AR takes hold


In this day and age when plain old reality is no longer enough for consumers, South African advertisers are beginning to venture into the realm of augmented reality (AR) campaigns.

“AR has not been seen much in South Africa to date as the challenge is the number of devices that are capable of viewing the content,’ says Brett Levy, MD of Rapid Blue Digital. “We have, however, done the most activations of anyone playing in this space, not only here but in Africa too.’

According to Levy, the premise behind AR is to help appease the continual appetite for content without having to do more.

He continues: “All consumers have to do is hold up a smart device and an entire world opens up to them. We have also used AR for training, verification and are even looking at banking applications too. So AR is definitely not only a marketing tool.’

Rapid Blue Digital was recently asked by Mediacom, Telkom’s media agency to come up with a concept that would allow customers to learn about Convergence, known as FMC (Fixed Mobile Convergence). This is when you get your voice, data and mobile connectivity from one supplier.

screen africa magazine – march 2013
The Rapid Blue Digital AR campaign picks up where the Telkom television commercial (TVC) ends. In the commercial the actor talks about Convergence and floating around him or her are spheres, each one representing an element of convergence namely Voice, Data, Mobile, Fixed Line and Cloud. The commercial ends with the spheres all coming together to show the Telkom Convergence logo.

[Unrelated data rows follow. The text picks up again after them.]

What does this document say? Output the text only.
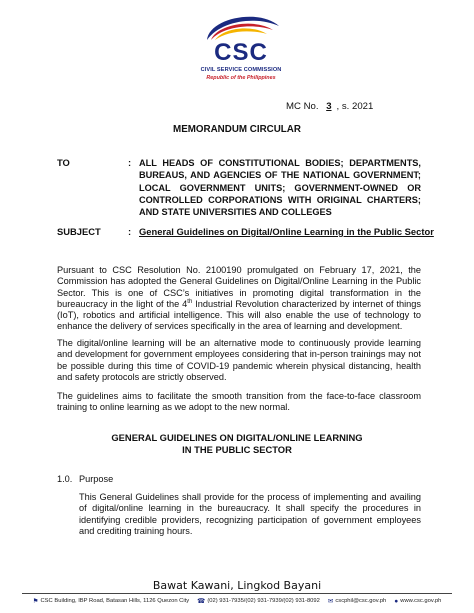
CSC
CIVIL SERVICE COMMISSION
Republic of the Philippines
MC No. 3 , s. 2021
MEMORANDUM CIRCULAR
TO	: ALL HEADS OF CONSTITUTIONAL BODIES; DEPARTMENTS, BUREAUS, AND AGENCIES OF THE NATIONAL GOVERNMENT; LOCAL GOVERNMENT UNITS; GOVERNMENT-OWNED OR CONTROLLED CORPORATIONS WITH ORIGINAL CHARTERS; AND STATE UNIVERSITIES AND COLLEGES
SUBJECT	: General Guidelines on Digital/Online Learning in the Public Sector
Pursuant to CSC Resolution No. 2100190 promulgated on February 17, 2021, the Commission has adopted the General Guidelines on Digital/Online Learning in the Public Sector. This is one of CSC’s initiatives in promoting digital transformation in the bureaucracy in the light of the 4th Industrial Revolution characterized by internet of things (IoT), robotics and artificial intelligence. This will also enable the use of technology to enhance the delivery of services specifically in the area of learning and development.
The digital/online learning will be an alternative mode to continuously provide learning and development for government employees considering that in-person trainings may not be possible during this time of COVID-19 pandemic wherein physical distancing, health and safety protocols are strictly observed.
The guidelines aims to facilitate the smooth transition from the face-to-face classroom training to online learning as we adopt to the new normal.
GENERAL GUIDELINES ON DIGITAL/ONLINE LEARNING
IN THE PUBLIC SECTOR
1.0. Purpose
This General Guidelines shall provide for the process of implementing and availing of digital/online learning in the bureaucracy. It shall specify the procedures in identifying credible providers, recognizing participation of government employees and crediting training hours.
Bawat Kawani, Lingkod Bayani
⚑ CSC Building, IBP Road, Batasan Hills, 1126 Quezon City ☎ (02) 931-7935/(02) 931-7939/(02) 931-8092 ✉ cscphil@csc.gov.ph ● www.csc.gov.ph
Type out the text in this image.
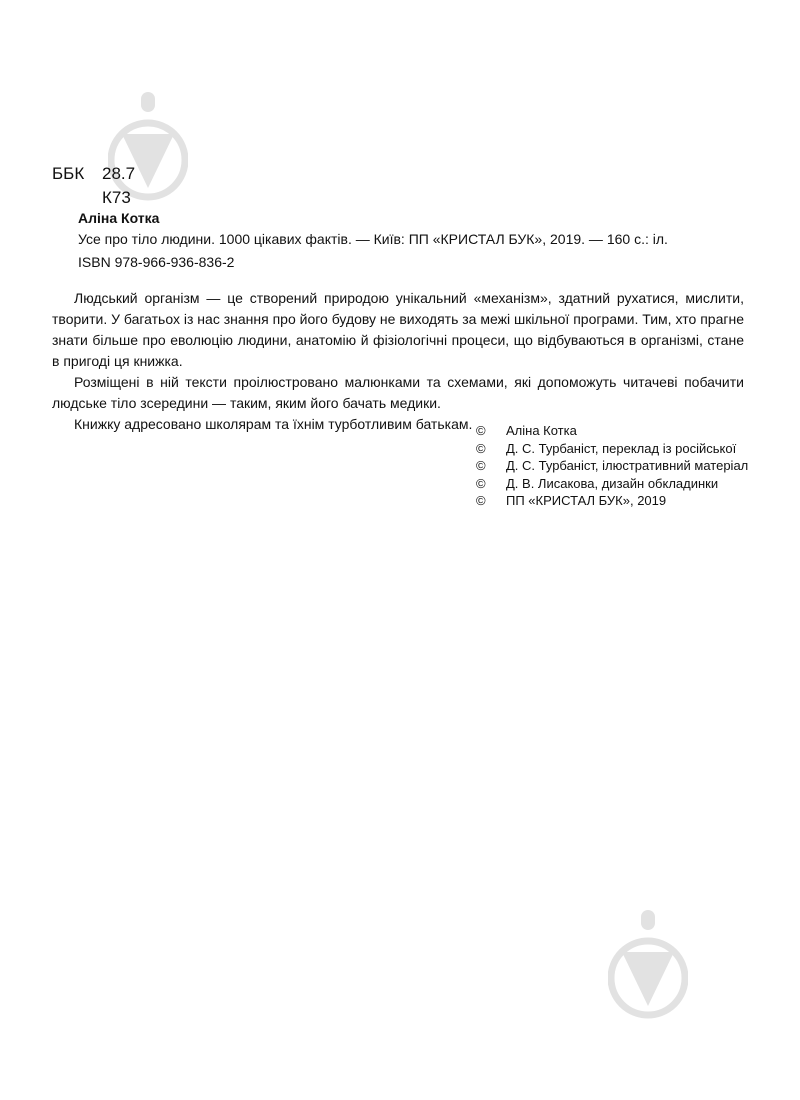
ББК 28.7
К73
Аліна Котка
Усе про тіло людини. 1000 цікавих фактів. — Київ: ПП «КРИСТАЛ БУК», 2019. — 160 с.: іл.
ISBN 978-966-936-836-2

Людський організм — це створений природою унікальний «механізм», здатний рухатися, мислити, творити. У багатьох із нас знання про його будову не виходять за межі шкільної програми. Тим, хто прагне знати більше про еволюцію людини, анатомію й фізіологічні процеси, що відбуваються в організмі, стане в пригоді ця книжка.

Розміщені в ній тексти проілюстровано малюнками та схемами, які допоможуть читачеві побачити людське тіло зсередини — таким, яким його бачать медики.

Книжку адресовано школярам та їхнім турботливим батькам. ©	Аліна Котка
©	Д. С. Турбаніст, переклад із російської
©	Д. С. Турбаніст, ілюстративний матеріал
©	Д. В. Лисакова, дизайн обкладинки
©	ПП «КРИСТАЛ БУК», 2019
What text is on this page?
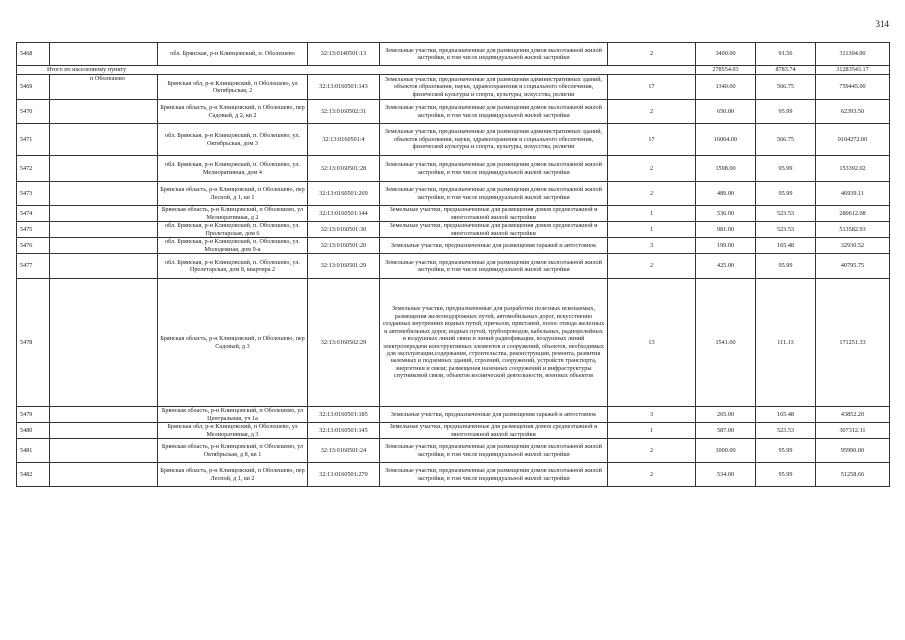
314
5468		обл. Брянская, р-н Клинцовский, п. Оболешево	32:13:0140501:13	Земельные участки, предназначенные для размещения домов малоэтажной жилой застройки, в том числе индивидуальной жилой застройки	2	3400.00	91.56	311304.00
Итого по населенному пункту						278554.03	8783.74	31283543.17
5469	п Оболешево	Брянская обл, р-н Клинцовский, п Оболешево, ул Октябрьская, 2	32:13:0160501:143	Земельные участки, предназначенные для размещения административных зданий, объектов образования, науки, здравоохранения и социального обеспечения, физической культуры и спорта, культуры, искусства, религии	17	1340.00	566.75	759445.00
5470		Брянская область, р-н Клинцовский, п Оболешево, пер Садовый, д 2, кв 2	32:13:0160502:31	Земельные участки, предназначенные для размещения домов малоэтажной жилой застройки, в том числе индивидуальной жилой застройки	2	650.00	95.99	62393.50
5471		обл. Брянская, р-н Клинцовский, п. Оболешево, ул. Октябрьская, дом 3	32:13:0160501:4	Земельные участки, предназначенные для размещения административных зданий, объектов образования, науки, здравоохранения и социального обеспечения, физической культуры и спорта, культуры, искусства, религии	17	16064.00	566.75	9104272.00
5472		обл. Брянская, р-н Клинцовский, п. Оболешево, ул. Мелиоративная, дом 4	32:13:0160501:28	Земельные участки, предназначенные для размещения домов малоэтажной жилой застройки, в том числе индивидуальной жилой застройки	2	1598.00	95.99	153392.02
5473		Брянская область, р-н Клинцовский, п Оболешево, пер Лесной, д 1, кв 1	32:13:0160501:269	Земельные участки, предназначенные для размещения домов малоэтажной жилой застройки, в том числе индивидуальной жилой застройки	2	489.00	95.99	46939.11
5474		Брянская область, р-н Клинцовский, п Оболешево, ул Мелиоративная, д 2	32:13:0160501:144	Земельные участки, предназначенные для размещения домов среднеэтажной и многоэтажной жилой застройки	1	536.00	523.53	280612.08
5475		обл. Брянская, р-н Клинцовский, п. Оболешево, ул. Пролетарская, дом 6	32:13:0160501:30	Земельные участки, предназначенные для размещения домов среднеэтажной и многоэтажной жилой застройки	1	981.00	523.53	513582.93
5476		обл. Брянская, р-н Клинцовский, п. Оболешево, ул. Молодежная, дом 9-а	32:13:0160501:20	Земельные участки, предназначенные для размещения гаражей и автостоянок	3	199.00	165.48	32930.52
5477		обл. Брянская, р-н Клинцовский, п. Оболешево, ул. Пролетарская, дом 8, квартира 2	32:13:0160501:29	Земельные участки, предназначенные для размещения домов малоэтажной жилой застройки, в том числе индивидуальной жилой застройки	2	425.00	95.99	40795.75
5478		Брянская область, р-н Клинцовский, п Оболешево, пер Садовый, д 3	32:13:0160502:29	Земельные участки, предназначенные для разработки полезных ископаемых, размещения железнодорожных путей, автомобильных дорог, искусственно созданных внутренних водных путей, причалов, пристаней, полос отвода железных и автомобильных дорог, водных путей, трубопроводов, кабельных, радиорелейных и воздушных линий связи и линий радиофикации, воздушных линий электропередачи конструктивных элементов и сооружений, объектов, необходимых для эксплуатации,содержания, строительства, реконструкции, ремонта, развития наземных и подземных зданий, строений, сооружений, устройств транспорта, энергетики и связи; размещения наземных сооружений и инфраструктуры спутниковой связи, объектов космической деятельности, военных объектов	13	1541.00	111.13	171251.33
5479		Брянская область, р-н Клинцовский, п Оболешево, ул Центральная, уч 1а	32:13:0160501:185	Земельные участки, предназначенные для размещения гаражей и автостоянок	3	265.00	165.48	43852.20
5480		Брянская обл, р-н Клинцовский, п Оболешево, ул Мелиоративная, д 3	32:13:0160501:145	Земельные участки, предназначенные для размещения домов среднеэтажной и многоэтажной жилой застройки	1	587.00	523.53	307312.11
5481		Брянская область, р-н Клинцовский, п Оболешево, ул Октябрьская, д 8, кв 1	32:13:0160501:24	Земельные участки, предназначенные для размещения домов малоэтажной жилой застройки, в том числе индивидуальной жилой застройки	2	1000.00	95.99	95990.00
5482		Брянская область, р-н Клинцовский, п Оболешево, пер Лесной, д 1, кв 2	32:13:0160501:270	Земельные участки, предназначенные для размещения домов малоэтажной жилой застройки, в том числе индивидуальной жилой застройки	2	534.00	95.99	51258.66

“This campaign was a perfect opportunity for AR as the amount of information that can be added in virtual layers is endless. So, it was with this in mind that we conceptualised the experience. Another important aspect was that Telkom would be offering a first for South Africa with the introduction of Convergence, so we thought it would only be fitting to do a first too,’ explains Levy.

He describes the AR campaign as a continuation of the TVC that helps continue the journey from television to virtual reality.

The TVC plays in a loop on a large screen supplied by Pixel Displays. When a customer stands in front of the white wall – he or she covers the convergence logo that is printed on the wall. The camera is trained on this logo. Once it can’t see the logo anymore the experience starts. The TVC stops and the customer now sees him or herself in the screen with the convergence logo floating in front of him or her. He or she raises his or her arms (prompted by the arrows on the screen) and the logo splits up into the spheres again floating around him or her. He or she then touches them and they open a text bubble explaining what that specific element is, for example, Voice.

At the end of the touching, the screen clears and from all sides the elements or spheres start floating towards the customer in the form of a game and he or she needs to bump them away. They get faster and faster until eventually the customer loses and the logo regroups in front of him or her. The message is that you can’t escape convergence.

“AR is best experienced in full high definition (HD) so we used a 1080 HD web interface camera. Because you want to merge real objects or people into an experience they need to appear as if part of the experience, so it has to be true-to-life and this is only achieved through full HD,’ comments Levy.

Technology used by Rapid Blue Digital in the Telkom Convergence AR campaign was a combination of three different software programmes and “some secret magic sauce’.

The first activation of the AR campaign took place at Tygervalley Mall in the Western Cape, followed by Durban’s Gateway Shopping Mall, moving to Johannesburg’s Sandton City in mid-February.